The pessimistic view that our minds can only learn up until a certain age has prevailed for centuries and can be dated back to the Ancient Greeks. Aristotle was the first to compare human memory to a wax tablet. From birth, the wax is hot and malleable and as it cools it becomes hard and brittle, unable to form distinct impressions, our memory suffering as a result. This mentality has informed the research done by doctors and neuroscientists alike for centuries. Although there are undeniable challenges that come with growing older such as difficulty recalling names or words, difficulty multitasking and paying attention for prolonged periods. All are considered normal for an aging brain due to decreased blood flow, potential inflammation, and slower communication between neurons. A study performed at Brown University comparing the learning habits of 19-30 year olds to that of 67-79 year olds found that “the systems for filtering out irrelevant stimuli were indeed weaker in older learners”. This does not even mention the lack of confidence or even test anxiety that may be prevalent in these studies. While there may be new challenges that come with growing older, this does not mean that we are incapable of expanding our minds well into our old age.

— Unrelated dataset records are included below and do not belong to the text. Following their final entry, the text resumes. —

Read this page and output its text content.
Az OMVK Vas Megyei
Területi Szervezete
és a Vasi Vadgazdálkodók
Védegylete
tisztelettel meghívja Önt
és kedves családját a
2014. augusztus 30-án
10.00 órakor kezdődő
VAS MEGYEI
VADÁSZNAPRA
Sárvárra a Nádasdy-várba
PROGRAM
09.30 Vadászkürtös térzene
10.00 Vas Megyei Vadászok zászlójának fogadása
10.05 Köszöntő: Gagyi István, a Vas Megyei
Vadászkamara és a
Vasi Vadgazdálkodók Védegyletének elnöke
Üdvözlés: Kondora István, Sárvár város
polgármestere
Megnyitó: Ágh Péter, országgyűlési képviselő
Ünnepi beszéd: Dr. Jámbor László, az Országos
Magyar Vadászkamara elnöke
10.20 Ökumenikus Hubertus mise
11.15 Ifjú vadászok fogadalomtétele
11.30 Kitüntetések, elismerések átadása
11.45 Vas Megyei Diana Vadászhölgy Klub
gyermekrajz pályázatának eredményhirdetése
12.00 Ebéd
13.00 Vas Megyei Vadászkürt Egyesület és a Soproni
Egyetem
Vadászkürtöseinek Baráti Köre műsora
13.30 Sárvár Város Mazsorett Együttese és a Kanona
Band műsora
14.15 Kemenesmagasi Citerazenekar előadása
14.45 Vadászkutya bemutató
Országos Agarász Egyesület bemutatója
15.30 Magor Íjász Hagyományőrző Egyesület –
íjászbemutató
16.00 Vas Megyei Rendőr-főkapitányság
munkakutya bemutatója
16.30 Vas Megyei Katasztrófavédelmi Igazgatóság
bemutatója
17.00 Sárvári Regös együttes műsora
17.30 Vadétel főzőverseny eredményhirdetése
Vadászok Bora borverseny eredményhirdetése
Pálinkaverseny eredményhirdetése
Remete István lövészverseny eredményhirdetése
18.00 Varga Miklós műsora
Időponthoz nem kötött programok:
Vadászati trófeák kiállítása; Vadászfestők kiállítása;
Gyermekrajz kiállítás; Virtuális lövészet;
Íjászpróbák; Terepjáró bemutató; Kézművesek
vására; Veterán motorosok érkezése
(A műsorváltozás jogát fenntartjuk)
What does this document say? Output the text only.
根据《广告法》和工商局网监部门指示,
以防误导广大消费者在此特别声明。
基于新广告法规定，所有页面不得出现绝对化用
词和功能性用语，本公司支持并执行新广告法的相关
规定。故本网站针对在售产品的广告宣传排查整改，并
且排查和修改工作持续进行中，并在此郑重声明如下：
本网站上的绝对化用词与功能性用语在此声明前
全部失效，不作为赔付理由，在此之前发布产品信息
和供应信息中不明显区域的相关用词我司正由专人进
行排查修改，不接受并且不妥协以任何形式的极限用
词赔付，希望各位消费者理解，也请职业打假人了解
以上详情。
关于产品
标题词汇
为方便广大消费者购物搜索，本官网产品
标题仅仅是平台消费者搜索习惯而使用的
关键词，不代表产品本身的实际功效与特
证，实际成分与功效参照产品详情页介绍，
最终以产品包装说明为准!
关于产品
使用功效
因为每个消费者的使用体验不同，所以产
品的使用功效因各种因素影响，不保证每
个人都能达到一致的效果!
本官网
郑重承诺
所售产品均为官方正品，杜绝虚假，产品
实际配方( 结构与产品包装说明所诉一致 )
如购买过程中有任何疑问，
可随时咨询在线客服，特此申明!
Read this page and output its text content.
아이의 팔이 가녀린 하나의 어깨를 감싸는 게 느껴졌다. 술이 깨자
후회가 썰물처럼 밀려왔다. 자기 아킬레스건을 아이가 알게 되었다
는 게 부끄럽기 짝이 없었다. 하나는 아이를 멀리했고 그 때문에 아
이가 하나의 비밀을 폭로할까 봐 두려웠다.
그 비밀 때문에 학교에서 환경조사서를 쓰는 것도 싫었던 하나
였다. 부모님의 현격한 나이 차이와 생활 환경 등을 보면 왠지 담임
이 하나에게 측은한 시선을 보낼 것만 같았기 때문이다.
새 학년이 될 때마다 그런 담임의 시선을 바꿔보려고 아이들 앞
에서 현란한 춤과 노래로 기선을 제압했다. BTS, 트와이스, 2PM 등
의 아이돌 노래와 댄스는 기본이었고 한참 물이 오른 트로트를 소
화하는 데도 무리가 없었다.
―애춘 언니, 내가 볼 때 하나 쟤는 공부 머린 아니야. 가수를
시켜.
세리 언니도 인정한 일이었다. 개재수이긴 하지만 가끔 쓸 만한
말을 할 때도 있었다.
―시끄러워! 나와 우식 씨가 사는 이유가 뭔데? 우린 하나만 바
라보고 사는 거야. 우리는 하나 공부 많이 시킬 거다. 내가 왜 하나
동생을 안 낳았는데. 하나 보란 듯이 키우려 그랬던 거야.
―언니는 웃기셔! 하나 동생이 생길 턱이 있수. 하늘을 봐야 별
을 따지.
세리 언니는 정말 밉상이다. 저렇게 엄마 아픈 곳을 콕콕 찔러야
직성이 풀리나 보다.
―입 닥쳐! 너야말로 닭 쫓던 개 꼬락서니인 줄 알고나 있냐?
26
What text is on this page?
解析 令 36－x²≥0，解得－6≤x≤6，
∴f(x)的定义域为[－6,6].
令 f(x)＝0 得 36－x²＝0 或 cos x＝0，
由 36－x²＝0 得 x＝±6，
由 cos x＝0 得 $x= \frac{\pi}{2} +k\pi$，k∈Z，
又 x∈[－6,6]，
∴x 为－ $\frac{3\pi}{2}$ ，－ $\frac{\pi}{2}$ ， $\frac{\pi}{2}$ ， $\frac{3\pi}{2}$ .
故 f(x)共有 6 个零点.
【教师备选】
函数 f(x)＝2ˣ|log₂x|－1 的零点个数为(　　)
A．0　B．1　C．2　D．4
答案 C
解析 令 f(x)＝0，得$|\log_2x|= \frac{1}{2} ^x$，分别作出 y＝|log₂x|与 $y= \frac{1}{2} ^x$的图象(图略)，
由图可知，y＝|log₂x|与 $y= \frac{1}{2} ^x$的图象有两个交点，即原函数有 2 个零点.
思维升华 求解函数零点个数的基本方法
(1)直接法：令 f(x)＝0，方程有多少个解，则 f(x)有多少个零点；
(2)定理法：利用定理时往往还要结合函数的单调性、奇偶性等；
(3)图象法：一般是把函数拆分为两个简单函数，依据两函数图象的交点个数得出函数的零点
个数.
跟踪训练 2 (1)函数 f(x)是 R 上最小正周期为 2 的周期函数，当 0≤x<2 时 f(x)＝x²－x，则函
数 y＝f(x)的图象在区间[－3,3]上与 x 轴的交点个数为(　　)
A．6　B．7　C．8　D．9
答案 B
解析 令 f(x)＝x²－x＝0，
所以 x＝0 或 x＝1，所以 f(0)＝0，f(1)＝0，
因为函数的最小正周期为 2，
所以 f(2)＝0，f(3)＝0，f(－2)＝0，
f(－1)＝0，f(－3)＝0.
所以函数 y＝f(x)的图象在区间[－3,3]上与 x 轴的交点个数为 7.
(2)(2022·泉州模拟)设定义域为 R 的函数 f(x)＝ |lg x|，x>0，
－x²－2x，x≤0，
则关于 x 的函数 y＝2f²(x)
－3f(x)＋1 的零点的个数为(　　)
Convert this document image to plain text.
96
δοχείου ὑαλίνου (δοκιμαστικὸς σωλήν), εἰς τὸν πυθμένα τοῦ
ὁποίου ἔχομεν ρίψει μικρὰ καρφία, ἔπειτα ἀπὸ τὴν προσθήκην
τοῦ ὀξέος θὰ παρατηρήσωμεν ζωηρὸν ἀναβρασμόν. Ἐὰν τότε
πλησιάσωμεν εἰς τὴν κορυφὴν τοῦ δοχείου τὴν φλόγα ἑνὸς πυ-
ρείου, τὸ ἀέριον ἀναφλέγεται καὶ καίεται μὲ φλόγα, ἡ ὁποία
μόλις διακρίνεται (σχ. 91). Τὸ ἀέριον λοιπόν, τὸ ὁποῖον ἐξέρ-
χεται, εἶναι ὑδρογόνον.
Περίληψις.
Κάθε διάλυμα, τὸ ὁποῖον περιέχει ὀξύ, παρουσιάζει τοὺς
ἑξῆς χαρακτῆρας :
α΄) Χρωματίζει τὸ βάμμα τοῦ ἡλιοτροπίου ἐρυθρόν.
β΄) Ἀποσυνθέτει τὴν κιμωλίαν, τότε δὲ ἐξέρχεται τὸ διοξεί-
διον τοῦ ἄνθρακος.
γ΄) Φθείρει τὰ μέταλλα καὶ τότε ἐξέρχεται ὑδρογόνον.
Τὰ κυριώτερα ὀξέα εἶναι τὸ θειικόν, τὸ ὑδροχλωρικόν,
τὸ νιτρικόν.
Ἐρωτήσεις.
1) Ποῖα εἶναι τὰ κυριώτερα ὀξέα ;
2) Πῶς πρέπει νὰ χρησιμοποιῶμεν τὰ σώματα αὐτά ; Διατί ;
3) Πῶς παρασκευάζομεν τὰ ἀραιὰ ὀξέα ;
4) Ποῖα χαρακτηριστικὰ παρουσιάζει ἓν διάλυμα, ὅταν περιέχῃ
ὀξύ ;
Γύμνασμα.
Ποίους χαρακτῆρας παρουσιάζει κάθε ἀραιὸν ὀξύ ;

There are many aspects of life that we can only get better at with age and experience, such as complex reasoning skills and verbal abilities. Older people generally have a sharper vocabulary and are better at making tough decisions because they are less prone to being swayed by emotion. As well, the amygdala (responsible for memory and emotion) is less responsive to negative stimuli and there are lower levels of testosterone found in men and women over 60, meaning older brains are typically better at impulse control. With clearer thinking patterns it seems as if learning new things and forming new habits might even be easier with age.
“Older people have a greater capacity for empathy because empathy is learned and refined as we age”. - Amanda Enayati, CNN
Overall, it is generally good for cognitive health to learn new things, at any age. Creative endeavours such as painting, drawing, making music, etc. have also proven to help slow the decline of an aging brain. Newer research suggests that older brains may actually have advanced abilities when it comes to design and innovation, due to the wisdom and life experience that older people possess. With more life experience comes a broader understanding of the world and the people in it. “Older people have a greater capacity for empathy because empathy is learned and refined as we age”, states Amanda Enayati of CNN.
It is also important to note that factors such as environment and mental state play a huge role when it comes to learning new things. As children, we are constantly being taught by everyone and everything around us, providing a pretty strong environment to take in new information. Whereas, adults over 60 generally are past the point in their lives where learning is even necessary. Not to mention, the embarrassment of trying something new and not being good at it is not something that most adults like to face. Learning is simply less common the older one gets. Therefore, it is important to maintain not only consistency with learning, but an open mindset towards new ideas and possibilities that may go against what one already knows.
There are a few tips that most people can follow to ensure good cognitive health well into adulthood. These include exercise, staying active and maintaining good food habits, staying creative, and most of all staying open. Challenging one’s own ideas and habitual patterns to seek out what is new and different is the key to consistent learning. Sometimes our own mentalities and beliefs can be our greatest obstacles, and this still remains true for adults over 60.
It is important to remember to value the wisdom that comes with more life experience, and to create ways in which it can be shared. Like Hello Jack for example, a multi-generational skill-sharing platform in which we prioritize the preserving of such wisdom out of respect and admiration for those in older generations. Keeping in mind that people of all ages learn and process information in different ways and at different paces. Perhaps teaching old dogs new tricks is not as hard as the old phrase implies, so long as we prioritize community and looking after one another.